In 1988 he assisted the late Bob Kent QC in the trial of Kevin
Crowe. Like Margach, Crowe had killed his estranged wife in front
of her two children. He'd used a rifle rather than a knife. In
an astounding decision the judge had allowed nude photos of Crowe's
wife, Christine Boyce, to be shown to the jury. Kent's argument
captured the flawed logic of the provocation defence and the complicity
of some members of the legal community in it:
it is relevant to know that the person
was an
attractive woman both in face and body and that in those circumstances
a juror might say, 'an ordinary man in this man's situation
may well have acted, lost control and acted in that way [the
photos show] she is somebody whom we could understand him having
a great passion for.
Imagine the pain and humiliation experienced by Christine's family
when the photos were admiited as evidence and the vicious Crowe
was subsequently found guilty only of manslaughter? If that wasn't
bad enough, Crowe copped around four years in gaol and then tried
to get custody of the children.
What's chilling is that Paul Margach could so easily have gone
the way of Crowe and Ramage, or of Peter Keogh, the man who stabbed
my sister to death in 1987. Who knows what the verdict might have
been if he hadn't incriminated himself and told police 'I'm her
husband, she was having an affair, so I stabbed her'?

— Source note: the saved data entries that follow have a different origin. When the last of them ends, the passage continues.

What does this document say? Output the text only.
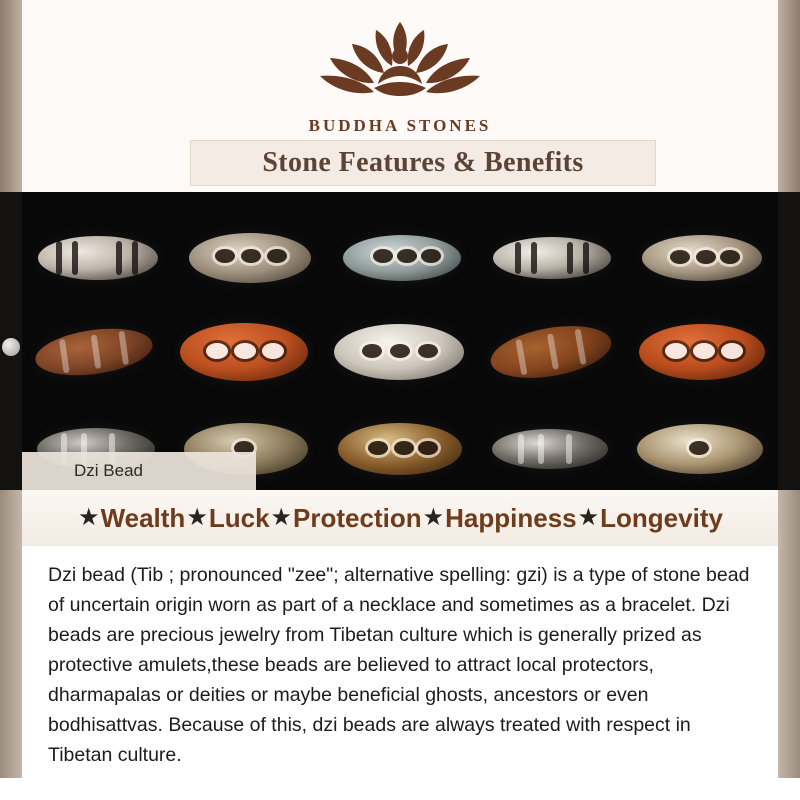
BUDDHA STONES
Stone Features & Benefits
Dzi Bead
★ Wealth ★ Luck ★ Protection ★ Happiness ★ Longevity

Dzi bead (Tib ; pronounced "zee"; alternative spelling: gzi) is a type of stone bead of uncertain origin worn as part of a necklace and sometimes as a bracelet. Dzi beads are precious jewelry from Tibetan culture which is generally prized as protective amulets,these beads are believed to attract local protectors, dharmapalas or deities or maybe beneficial ghosts, ancestors or even bodhisattvas. Because of this, dzi beads are always treated with respect in Tibetan culture.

Despite Margach's admission that he killed his wife because of
'the affair', prosecutor Boris Kayser did not oppose provocation
being put to the jury. Why did he not dissent, you ask? Because,
as they have done in a number of recent 'wife-murder' cases, the
wise men of the appeal court might have overturned the verdict
and demanded a re-trial with provocation!
And if the appeal court had so ruled, would those fierce defenders
of civil liberties who railed against the Howard government for
failing to save Nguyen Tuong Van from hanging in Singapore have
protested outside the appeal court? No, the law's disregard for
a murdered wife's rights has never prompted a protest meeting
by lawyers or judges. No, just as it was the community not lawyers
that forced the government to abolish this barbaric law last year,
it was a jury of twelve ordinary Australians, not the civil libertarians
who saved Tina Margach from the provocation slur.
With provocation gone, is it the end of women being blamed for
men's violence? There is nothing in the legislation to say a woman's
infidelity, alleged or otherwise, won't be dissected in a murder
trial. And it certainly won't be excluded when a judge calculates
a sentence. While the jury's out on this question, one question
won't go away. How do we to stop these killer men? That's the
real challenge for every decent bloke, including Prime Minister,
John Howard, who should turn his gaze from Muslim men to the Aussie
blokes in his own backyard.
Phil Cleary
www.philcleary.com.au
My most recent book, Getting away with murder, deals with the
Ramage case. My previous book, Just another little murder, dealt
with the 1987 murder of my sister.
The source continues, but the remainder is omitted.